There are artistic problems in Under the Volcano. Browsing in Lowry’s letters, I see that he believed that works of art should strive for unity; he often goes so far as to invoke Aristotle in his justifications of his novel. Under the Volcano, though, never quite comes together. It treats a phenomenological account of alcoholism in Mexico as an existential allegory for the collapse of humane values when power overwhelms intellect and morality. Not to boil Lowry’s various modernist stew down to a simplistic moral, but I take this exclamation of the Consul’s to the humanitarian Hugh as the novel’s thematic core:

“And you say first, Spaniard exploits Indian, then, when he had children, he exploited the halfbreed, then the pure-blooded Mexican Spaniard, the criollo, then the mestizo exploits everybody, foreigners, Indians, and all.  Then the Germans and Americans exploited him: now the final chapter, the exploitation of everybody by everybody else—”

But is alcoholism really a persuasive vehicle for this tenor? I am reminded of critiques of the contemporary so-called neuronovels, which motivate their characters through mental disorders with physiological causes. As Marco Roth observes, if everybody sometimes feels as if they have Capgras Syndrome, then why should the novelist speak of Capgras Syndrome at all, given that everybody does not have it? So too with Lowry’s uneasy mix of autobiography and mythico-historical allegory: alcoholism may be tyrannical, but it seems too contingent to figure oppression in general. And the novel is aware of this flaw in its design, since one of the secondary characters, a filmmaker, complains thusly, in basically Aristotelian mode, to the Consul:

“Even the suffering you do endure is largely unnecessary.  Actually spurious.  It lacks the very basis you require of it for its tragic nature.  You deceive yourself.”

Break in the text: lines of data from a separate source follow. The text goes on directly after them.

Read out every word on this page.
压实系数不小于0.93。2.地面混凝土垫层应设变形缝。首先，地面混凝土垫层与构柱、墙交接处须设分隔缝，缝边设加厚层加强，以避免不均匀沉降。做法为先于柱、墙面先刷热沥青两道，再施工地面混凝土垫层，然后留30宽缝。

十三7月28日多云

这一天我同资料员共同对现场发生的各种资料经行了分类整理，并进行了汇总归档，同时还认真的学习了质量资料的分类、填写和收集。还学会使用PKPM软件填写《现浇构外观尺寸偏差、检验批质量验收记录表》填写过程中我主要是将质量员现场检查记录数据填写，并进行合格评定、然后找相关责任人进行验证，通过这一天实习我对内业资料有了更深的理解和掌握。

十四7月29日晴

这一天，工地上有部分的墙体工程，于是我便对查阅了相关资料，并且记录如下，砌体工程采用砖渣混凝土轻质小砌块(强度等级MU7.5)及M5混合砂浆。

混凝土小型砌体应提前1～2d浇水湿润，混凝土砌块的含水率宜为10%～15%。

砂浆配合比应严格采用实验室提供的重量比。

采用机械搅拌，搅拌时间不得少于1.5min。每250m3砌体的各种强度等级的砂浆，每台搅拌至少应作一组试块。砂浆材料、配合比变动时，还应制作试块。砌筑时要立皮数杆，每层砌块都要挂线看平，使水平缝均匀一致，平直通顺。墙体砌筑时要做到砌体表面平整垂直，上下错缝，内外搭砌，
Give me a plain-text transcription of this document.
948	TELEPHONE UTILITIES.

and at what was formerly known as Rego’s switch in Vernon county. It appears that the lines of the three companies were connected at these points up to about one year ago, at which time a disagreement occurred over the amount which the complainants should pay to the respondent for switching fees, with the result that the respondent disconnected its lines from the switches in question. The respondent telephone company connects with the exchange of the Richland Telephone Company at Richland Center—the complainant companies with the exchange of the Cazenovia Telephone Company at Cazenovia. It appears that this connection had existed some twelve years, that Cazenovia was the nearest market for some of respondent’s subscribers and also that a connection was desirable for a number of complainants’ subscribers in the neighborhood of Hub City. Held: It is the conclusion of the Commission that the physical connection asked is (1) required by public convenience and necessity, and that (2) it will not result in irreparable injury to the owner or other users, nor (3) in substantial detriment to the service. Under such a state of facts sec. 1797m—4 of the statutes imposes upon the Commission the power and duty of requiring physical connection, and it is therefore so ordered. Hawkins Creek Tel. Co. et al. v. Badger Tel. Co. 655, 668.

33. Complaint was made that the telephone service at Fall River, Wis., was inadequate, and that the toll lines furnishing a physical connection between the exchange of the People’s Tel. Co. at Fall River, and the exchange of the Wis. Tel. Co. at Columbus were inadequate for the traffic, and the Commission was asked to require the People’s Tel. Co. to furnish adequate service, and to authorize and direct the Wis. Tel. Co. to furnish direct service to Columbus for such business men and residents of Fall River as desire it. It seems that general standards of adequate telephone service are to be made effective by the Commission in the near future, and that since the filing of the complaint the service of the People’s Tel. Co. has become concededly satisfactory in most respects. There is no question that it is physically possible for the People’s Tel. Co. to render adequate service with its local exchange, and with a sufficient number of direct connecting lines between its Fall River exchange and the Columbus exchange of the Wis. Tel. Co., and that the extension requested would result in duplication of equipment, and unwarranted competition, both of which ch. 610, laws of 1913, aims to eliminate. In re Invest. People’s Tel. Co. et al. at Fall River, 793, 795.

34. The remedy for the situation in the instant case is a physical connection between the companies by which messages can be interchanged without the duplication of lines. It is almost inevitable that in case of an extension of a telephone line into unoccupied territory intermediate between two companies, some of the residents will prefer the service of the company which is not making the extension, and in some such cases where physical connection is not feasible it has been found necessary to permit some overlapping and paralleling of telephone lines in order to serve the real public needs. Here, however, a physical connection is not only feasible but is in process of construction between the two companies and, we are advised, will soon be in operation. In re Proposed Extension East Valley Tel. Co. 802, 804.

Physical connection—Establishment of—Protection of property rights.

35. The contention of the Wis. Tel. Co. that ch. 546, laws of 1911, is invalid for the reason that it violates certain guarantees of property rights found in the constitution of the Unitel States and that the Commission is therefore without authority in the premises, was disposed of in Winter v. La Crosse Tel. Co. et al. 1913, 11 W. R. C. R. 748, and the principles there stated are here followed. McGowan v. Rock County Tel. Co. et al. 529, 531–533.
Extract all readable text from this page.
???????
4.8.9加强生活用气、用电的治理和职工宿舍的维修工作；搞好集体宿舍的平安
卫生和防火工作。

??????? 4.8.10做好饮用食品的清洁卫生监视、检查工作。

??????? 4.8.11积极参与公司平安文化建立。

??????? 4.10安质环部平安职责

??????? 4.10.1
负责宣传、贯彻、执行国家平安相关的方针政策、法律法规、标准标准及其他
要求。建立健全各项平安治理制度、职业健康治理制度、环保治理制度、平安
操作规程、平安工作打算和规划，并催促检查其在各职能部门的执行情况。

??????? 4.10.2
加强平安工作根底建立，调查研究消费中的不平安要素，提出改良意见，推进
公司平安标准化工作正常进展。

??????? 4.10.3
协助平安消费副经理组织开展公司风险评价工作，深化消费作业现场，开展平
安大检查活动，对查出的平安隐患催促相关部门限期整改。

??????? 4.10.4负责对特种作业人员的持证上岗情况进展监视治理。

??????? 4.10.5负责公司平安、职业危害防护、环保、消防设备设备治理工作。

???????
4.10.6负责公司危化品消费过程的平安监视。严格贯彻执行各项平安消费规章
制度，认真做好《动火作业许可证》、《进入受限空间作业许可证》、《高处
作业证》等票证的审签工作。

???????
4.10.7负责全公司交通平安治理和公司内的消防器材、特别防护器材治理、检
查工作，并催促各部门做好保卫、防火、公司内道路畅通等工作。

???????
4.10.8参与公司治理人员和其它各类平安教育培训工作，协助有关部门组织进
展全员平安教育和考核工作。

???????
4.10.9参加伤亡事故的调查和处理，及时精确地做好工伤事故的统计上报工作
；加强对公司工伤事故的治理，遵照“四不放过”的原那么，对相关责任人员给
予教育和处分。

But the grandeur of this novel’s conclusion overcomes all its flaws. Lowry, who has borrowed a mythic method from Eliot, has also gotten drunk on the torrid long-sentence intensities of Conrad and Faulkner, the allusive wordplay of Joyce:

Old De Quincey: the knocking on the gate in Macbeth.  Knock knock: who’s there?  Cat.  Cat who?  Catastrophe.  Catastrophe who?  Catastrophysicist.  What, is it you, my little popo-cat?  Just wait an eternity till Jacques and I have finished murdering sleep!  Katabasis to cat abysses.  Cathartes atratus….

Katabasis is the key term there, and this novel qualifies. It is another 20th-century attempt to wrench long-form prose out of its fixation upon middle-class middle-mindedness, not because it advocates for something else, but very simply because most of the world and most of history is made of something else.

Read it for its landscapes, and for its long arguments between nihilism and humanism. It settles for nihilism at the level of plot—it has the bitterest last sentence in novelistic history, outdoing Madame Bovary and even the aforementioned Nineteen Eighty-Four—but before arriving at that impasse it places a ragged clue in its labyrinth:

“Ne se puede vivir sin amar,” they would say, which would explain everything, and he repeated this aloud.